Zie ook: schoemelmaasse.
schoftij zn ('t), mv: - 1. Schafttijd, etensuur, tijd om te eten. Lunchtijd. [>Nl. schoft] Më't schoftij eete'k ik miëjstal bookes. = Als het tijd is om te eten, eet ik meestal boterhammen.
schôô zn (de), geen mv, geen verklw 1. Letterlijk: schade, beschadiging. Vandeweïjk ës er een windoos verbijgekomme èn der ës veul schôô âân de dââke. = Deze week teisterde en windhoos de streek en er werd veel schade aangericht aan de daken.
2. Figuurlijk: geldschuld. Wad ës men schôô? = Hoeveel moet ik je? Hoeveel moet ik je betalen.
schooëmeeke zn (e), =verklw - mv: schooëmeekes 1. Schoonmoeder. Het woord wordt vaak in negatieve context gebruikt. Die van ons waa wee ni gelooëve da'k te lâât toïjs was më me wèrrek, èn z'ês 't wëral afgestapt nââ me schooëmeeke! = Mijn vrouw wou weer maar eens niet geloven dat ik te laat thuis kwam vanwege mijn werk, en ze is weggelopen, terug naar mijn schoonmoeder!
Zie ook: schooëpeere.
schooënekes bijw 1. Mooi, inschikkelijk, meegaand, zonder tegenspraak, mee in het rijtje lopend. Wa paasde, manneke? M'ëmmen aa naa bij aave schabbernak gepakt, èn ge wët goe genoeg wââroem. Gââde naa schooënekes mee nââ den buroo? = Wat denk je, kerel? We hebben je nu bij de lurven, en je weet ook heel goed waarom. Ga je nu gehoorzaam mee naar het bureau? Zè naa mââ schooënekes braaf! = Wees nu maar gehoorzaam en braaf! Schooënekes afblijven, ë Janneke! = Gehoorzaam zijn en van alles afblijven, kleine Jan! Allee, aa straf ës na verbij. Doe naa mââ schooënekes mee më d'ander kindere. = Je straf is nu kwijtgescholden. Ga nu maar mooi met de andere kinderen meespelen.

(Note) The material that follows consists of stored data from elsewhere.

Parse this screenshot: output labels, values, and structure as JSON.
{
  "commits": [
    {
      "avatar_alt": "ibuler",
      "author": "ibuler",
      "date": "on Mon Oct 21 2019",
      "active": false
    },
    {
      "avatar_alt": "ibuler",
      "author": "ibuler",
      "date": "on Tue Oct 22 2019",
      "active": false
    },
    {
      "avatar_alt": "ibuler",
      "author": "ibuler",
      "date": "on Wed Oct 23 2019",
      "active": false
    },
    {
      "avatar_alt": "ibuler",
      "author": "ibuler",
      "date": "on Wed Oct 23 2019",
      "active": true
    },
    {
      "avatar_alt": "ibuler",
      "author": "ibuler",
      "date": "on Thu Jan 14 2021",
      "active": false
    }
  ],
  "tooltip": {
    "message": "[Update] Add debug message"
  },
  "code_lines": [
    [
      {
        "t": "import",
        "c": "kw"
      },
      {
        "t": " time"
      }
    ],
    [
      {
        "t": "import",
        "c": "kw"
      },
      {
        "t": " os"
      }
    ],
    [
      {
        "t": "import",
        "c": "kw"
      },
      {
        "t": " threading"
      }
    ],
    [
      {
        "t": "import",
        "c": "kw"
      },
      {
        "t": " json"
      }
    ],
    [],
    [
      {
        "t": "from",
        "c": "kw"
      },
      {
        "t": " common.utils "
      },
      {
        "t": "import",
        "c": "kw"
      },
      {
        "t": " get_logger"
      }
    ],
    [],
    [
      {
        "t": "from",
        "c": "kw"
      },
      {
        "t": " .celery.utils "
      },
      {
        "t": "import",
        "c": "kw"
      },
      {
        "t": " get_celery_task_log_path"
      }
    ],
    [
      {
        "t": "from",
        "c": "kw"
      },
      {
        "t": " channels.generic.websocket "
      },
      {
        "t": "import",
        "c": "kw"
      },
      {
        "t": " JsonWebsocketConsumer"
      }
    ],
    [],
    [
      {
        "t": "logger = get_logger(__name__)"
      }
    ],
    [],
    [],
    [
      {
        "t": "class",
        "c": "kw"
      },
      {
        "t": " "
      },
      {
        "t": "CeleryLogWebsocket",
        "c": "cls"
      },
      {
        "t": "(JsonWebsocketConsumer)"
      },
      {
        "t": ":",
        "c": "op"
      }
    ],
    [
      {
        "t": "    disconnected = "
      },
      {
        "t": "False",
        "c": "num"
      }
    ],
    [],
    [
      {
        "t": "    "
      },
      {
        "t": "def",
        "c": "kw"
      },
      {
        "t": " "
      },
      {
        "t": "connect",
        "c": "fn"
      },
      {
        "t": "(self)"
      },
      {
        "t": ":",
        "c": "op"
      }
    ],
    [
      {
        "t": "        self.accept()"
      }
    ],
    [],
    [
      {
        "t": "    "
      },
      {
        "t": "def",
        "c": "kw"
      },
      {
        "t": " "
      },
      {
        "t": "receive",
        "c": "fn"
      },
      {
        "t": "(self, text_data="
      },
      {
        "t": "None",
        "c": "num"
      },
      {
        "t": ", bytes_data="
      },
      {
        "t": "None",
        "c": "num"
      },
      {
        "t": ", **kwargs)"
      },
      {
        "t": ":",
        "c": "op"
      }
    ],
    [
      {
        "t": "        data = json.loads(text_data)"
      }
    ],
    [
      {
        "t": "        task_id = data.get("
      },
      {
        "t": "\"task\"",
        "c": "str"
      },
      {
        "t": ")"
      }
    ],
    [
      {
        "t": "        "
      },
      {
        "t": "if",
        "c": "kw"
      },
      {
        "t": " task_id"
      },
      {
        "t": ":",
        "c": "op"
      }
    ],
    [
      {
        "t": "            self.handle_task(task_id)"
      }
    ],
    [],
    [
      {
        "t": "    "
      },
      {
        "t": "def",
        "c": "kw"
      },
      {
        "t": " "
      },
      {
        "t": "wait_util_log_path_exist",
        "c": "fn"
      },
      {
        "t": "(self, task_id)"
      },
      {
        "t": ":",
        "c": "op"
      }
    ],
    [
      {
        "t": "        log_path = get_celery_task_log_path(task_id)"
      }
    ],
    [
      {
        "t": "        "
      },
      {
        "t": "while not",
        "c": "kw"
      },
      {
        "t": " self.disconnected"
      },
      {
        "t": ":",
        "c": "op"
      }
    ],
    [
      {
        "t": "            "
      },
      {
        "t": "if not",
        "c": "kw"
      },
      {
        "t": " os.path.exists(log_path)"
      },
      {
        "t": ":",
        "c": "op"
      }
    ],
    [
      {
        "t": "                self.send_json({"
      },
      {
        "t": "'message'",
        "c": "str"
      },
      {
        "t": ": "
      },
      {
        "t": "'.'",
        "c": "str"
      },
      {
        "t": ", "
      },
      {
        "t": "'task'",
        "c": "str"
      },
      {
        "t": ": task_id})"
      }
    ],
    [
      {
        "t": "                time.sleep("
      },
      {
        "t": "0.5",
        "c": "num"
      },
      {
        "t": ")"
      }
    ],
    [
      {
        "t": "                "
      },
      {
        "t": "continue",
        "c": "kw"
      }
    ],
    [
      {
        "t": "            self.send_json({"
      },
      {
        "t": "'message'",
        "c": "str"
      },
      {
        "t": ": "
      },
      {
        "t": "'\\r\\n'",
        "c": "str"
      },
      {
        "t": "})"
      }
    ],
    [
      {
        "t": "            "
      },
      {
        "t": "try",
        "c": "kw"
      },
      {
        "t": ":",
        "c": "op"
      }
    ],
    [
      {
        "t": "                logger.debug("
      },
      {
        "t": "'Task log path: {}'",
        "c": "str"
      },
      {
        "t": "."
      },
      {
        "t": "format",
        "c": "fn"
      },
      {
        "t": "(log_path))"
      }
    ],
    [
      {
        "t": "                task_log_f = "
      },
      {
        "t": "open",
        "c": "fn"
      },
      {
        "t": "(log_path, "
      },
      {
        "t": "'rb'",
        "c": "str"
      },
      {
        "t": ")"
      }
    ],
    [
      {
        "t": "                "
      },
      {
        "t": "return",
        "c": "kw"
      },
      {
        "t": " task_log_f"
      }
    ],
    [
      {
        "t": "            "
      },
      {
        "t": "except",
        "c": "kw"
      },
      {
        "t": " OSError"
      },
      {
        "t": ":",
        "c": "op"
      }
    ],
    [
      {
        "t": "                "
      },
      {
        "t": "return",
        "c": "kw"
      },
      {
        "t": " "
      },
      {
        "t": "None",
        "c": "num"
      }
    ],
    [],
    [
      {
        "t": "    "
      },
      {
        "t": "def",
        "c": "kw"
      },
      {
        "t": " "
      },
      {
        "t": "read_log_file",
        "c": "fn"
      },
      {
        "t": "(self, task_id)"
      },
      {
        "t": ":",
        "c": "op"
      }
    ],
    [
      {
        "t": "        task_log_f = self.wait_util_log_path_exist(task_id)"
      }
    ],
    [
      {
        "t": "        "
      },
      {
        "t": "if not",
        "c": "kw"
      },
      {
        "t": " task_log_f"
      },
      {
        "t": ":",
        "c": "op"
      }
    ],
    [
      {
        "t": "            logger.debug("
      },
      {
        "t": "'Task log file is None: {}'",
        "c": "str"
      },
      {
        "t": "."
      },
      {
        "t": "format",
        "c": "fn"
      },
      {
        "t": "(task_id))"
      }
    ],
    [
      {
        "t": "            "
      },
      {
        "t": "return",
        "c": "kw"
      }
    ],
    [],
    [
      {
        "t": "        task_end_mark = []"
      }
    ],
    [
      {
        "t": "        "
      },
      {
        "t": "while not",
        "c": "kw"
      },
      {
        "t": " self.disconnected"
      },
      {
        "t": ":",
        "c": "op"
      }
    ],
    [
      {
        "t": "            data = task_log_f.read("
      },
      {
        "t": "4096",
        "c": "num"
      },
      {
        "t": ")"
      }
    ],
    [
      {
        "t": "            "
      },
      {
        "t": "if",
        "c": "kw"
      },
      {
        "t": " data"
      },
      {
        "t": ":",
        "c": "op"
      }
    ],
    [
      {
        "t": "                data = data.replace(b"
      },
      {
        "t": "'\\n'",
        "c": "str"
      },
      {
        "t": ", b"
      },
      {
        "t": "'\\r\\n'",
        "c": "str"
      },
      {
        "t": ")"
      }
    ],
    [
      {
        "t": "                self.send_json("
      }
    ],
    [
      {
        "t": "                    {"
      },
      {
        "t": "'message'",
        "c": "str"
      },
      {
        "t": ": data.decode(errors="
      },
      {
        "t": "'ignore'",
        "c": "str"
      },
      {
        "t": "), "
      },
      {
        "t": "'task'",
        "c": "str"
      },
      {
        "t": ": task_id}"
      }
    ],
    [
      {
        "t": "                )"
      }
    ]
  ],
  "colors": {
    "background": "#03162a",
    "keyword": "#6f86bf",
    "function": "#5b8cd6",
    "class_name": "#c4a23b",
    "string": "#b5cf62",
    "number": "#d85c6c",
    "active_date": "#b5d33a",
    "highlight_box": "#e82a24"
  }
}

schooëpeere zn (-), mv: schooëpeeres 1. Schoonvader. Meestal gebruik in negatieve context. E zââterdag moet ek alle petatten oïjtdoen, mââ schooëpeere eïj wëral giëjn goesjting oem te kommen eüllepe. = Zaterdag moet ik alle aardappelen rooien, maar mijn schoonvader heeft geen zin om me daarbij te helpen.
Zie ook: schooëmeeke.
schôôlek bijv nw, tvgl: schôôlek - schôôleker - schôôlekst 1. Schadelijk, nadelig, onfortuinlijk, onvoordelig. Me wille de pleüts bange, èn m' aa alles goed oepgemeete. Dèn zème nââ Loewie Tapijt gegâân vë te gâân kieze. Mââ 't komt allemââr iëjl schôôlek oïjt, as me da papirreke më die grooëte bloeme wille! = We willen de woonkamer behangen en hebben alles opgemeten. Dan zijn we naar Louis De Smedt gegaan om een behangpapier te kiezen. Het komt jammer genoeg slecht uit, als we het patroon met de grote bloemen zouden kiezen! Oemda de Zjèf giëjnen dag miëjr konzjee mag pakke van zenen bââs, kom et iëjl schôôlek oïjt oem van de zoomer iet t'uuren âân de kust. = Omdat Jozef geen extra dag verlof krijgt van zijn werkgever, komt het ons nadelig uit om deze zomer iets te huren aan de kust.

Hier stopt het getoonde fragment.